Le naufrage jusqu’où ?

par Boris Enet |  publié le 06/11/2024

Dans une vidéo Youtube, le guide suprême de la France Insoumise considère Donald Trump et Kamala Harris très proches idéologiquement. Une preuve ? L’un et l’autre «couvrent le génocide» à Gaza et «sont d’accord sur le capitalisme».

Capture d'écran d'une vidéo Youtube publiée le 5 novembre 2024 sur le compte de Jean-Luc Mélenchon

Non, il ne s’agit pas d’un jeune militant sorti de l’œuf contractant La maladie infantile du communisme, le gauchisme pour reprendre le titre de l’ouvrage léniniste. Pas davantage d’un mauvais étudiant d’histoire qui ne maîtriserait pas les concepts qu’il utilise.

Mais juste d’un leader populiste achevant sa trajectoire vers l’abîme.

Là où l’opinion démocratique mondiale et les gauches perçoivent la polarité déterminante d’un scrutin à dimension planétaire contre un homme ayant encouragé les émeutes sur le Capitole, les attaques récurrentes contre l’État de droit, la remise en cause de la démocratie parlementaire, en collision avec le dictateur Poutine, proférant des attaques sexistes et racistes d’une rare violence, Jean-Luc Mélenchon n’entrevoit qu’une mince différence entre les deux candidats : le positionnement sur le droit ou non à l’IVG.

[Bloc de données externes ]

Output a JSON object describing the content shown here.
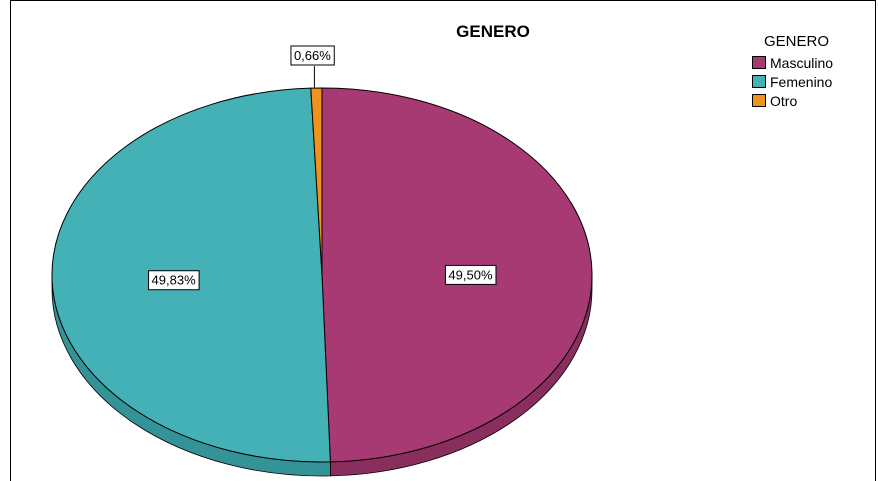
{
  "chart_data": {
    "type": "pie",
    "title": "GENERO",
    "legend_title": "GENERO",
    "legend_position": "top-right",
    "categories": [
      "Masculino",
      "Femenino",
      "Otro"
    ],
    "values": [
      49.5,
      49.83,
      0.66
    ],
    "labels": [
      "49,50%",
      "49,83%",
      "0,66%"
    ],
    "colors": [
      "#a83a73",
      "#43b1b5",
      "#f0921e"
    ],
    "side_colors": [
      "#8a2e5e",
      "#349396",
      "#c77614"
    ]
  }
}
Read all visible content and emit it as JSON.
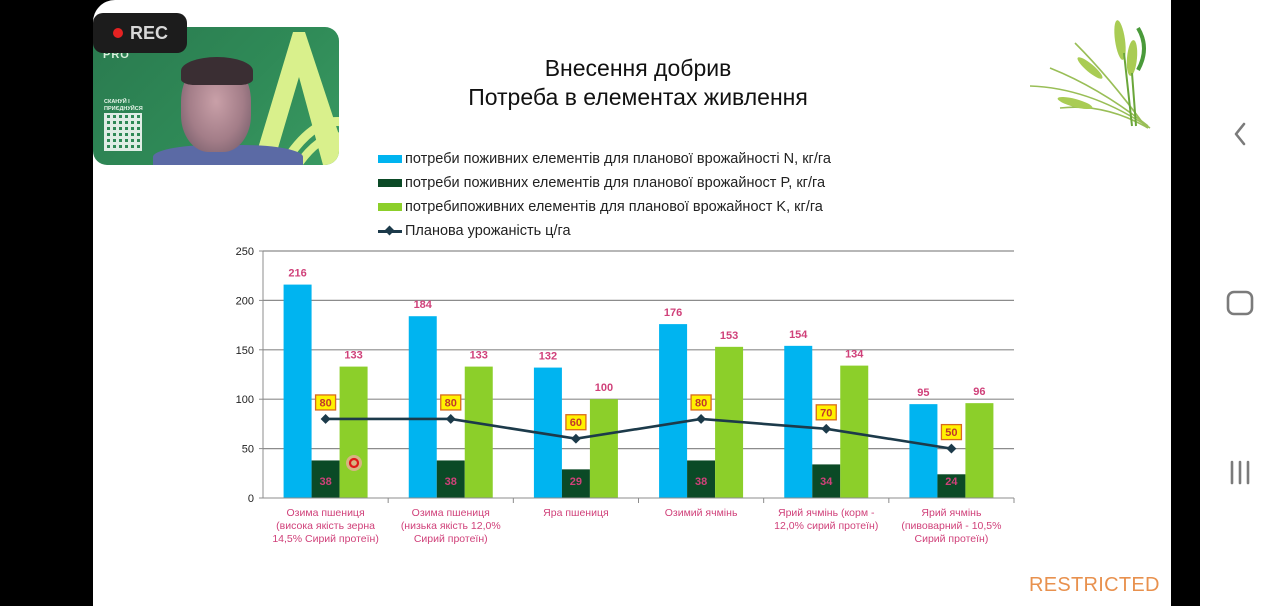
{
  "slide": {
    "title_line1": "Внесення добрив",
    "title_line2": "Потреба в елементах живлення",
    "footer_label": "RESTRICTED"
  },
  "recording": {
    "label": "REC",
    "status_color": "#e52222"
  },
  "webcam": {
    "brand_text": "PRO",
    "scan_text_line1": "СКАНУЙ І",
    "scan_text_line2": "ПРИЄДНУЙСЯ"
  },
  "nav": {
    "back": "back-icon",
    "home": "home-icon",
    "recents": "recents-icon"
  },
  "colors": {
    "n": "#00b4f0",
    "p": "#0b4a26",
    "k": "#8ccf2a",
    "line": "#1c3a4a",
    "value_label": "#d0417a",
    "line_label_bg": "#fff200",
    "line_label_border": "#d96b1c",
    "line_label_text": "#c0392b",
    "category_label": "#d0417a"
  },
  "chart_data": {
    "type": "bar",
    "title": "Внесення добрив / Потреба в елементах живлення",
    "xlabel": "",
    "ylabel": "",
    "ylim": [
      0,
      250
    ],
    "yticks": [
      0,
      50,
      100,
      150,
      200,
      250
    ],
    "grid": true,
    "legend_position": "top",
    "categories": [
      [
        "Озима пшениця",
        "(висока якість зерна",
        "14,5% Сирий протеїн)"
      ],
      [
        "Озима пшениця",
        "(низька якість 12,0%",
        "Сирий протеїн)"
      ],
      [
        "Яра пшениця"
      ],
      [
        "Озимий ячмінь"
      ],
      [
        "Ярий ячмінь (корм -",
        "12,0% сирий протеїн)"
      ],
      [
        "Ярий ячмінь",
        "(пивоварний - 10,5%",
        "Сирий протеїн)"
      ]
    ],
    "series": [
      {
        "name": "потреби поживних елементів для планової врожайності N, кг/га",
        "type": "bar",
        "values": [
          216,
          184,
          132,
          176,
          154,
          95
        ]
      },
      {
        "name": "потреби поживних елементів для планової врожайност P, кг/га",
        "type": "bar",
        "values": [
          38,
          38,
          29,
          38,
          34,
          24
        ]
      },
      {
        "name": "потребипоживних елементів для планової врожайност K, кг/га",
        "type": "bar",
        "values": [
          133,
          133,
          100,
          153,
          134,
          96
        ]
      },
      {
        "name": "Планова урожаність ц/га",
        "type": "line",
        "values": [
          80,
          80,
          60,
          80,
          70,
          50
        ]
      }
    ]
  }
}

Il n’est plus temps d’en rire ou d’en pleurer, mais d’acter l’extrême dangerosité d’un homme incapable d’identifier ce qui distingue une candidate assimilée au centre gauche dans la société américaine, au chevet d’une démocratie en danger et celui qui, par son comportement, ses dires et sa faconde menace ses institutions et les valeurs intrinsèques qui les fondent.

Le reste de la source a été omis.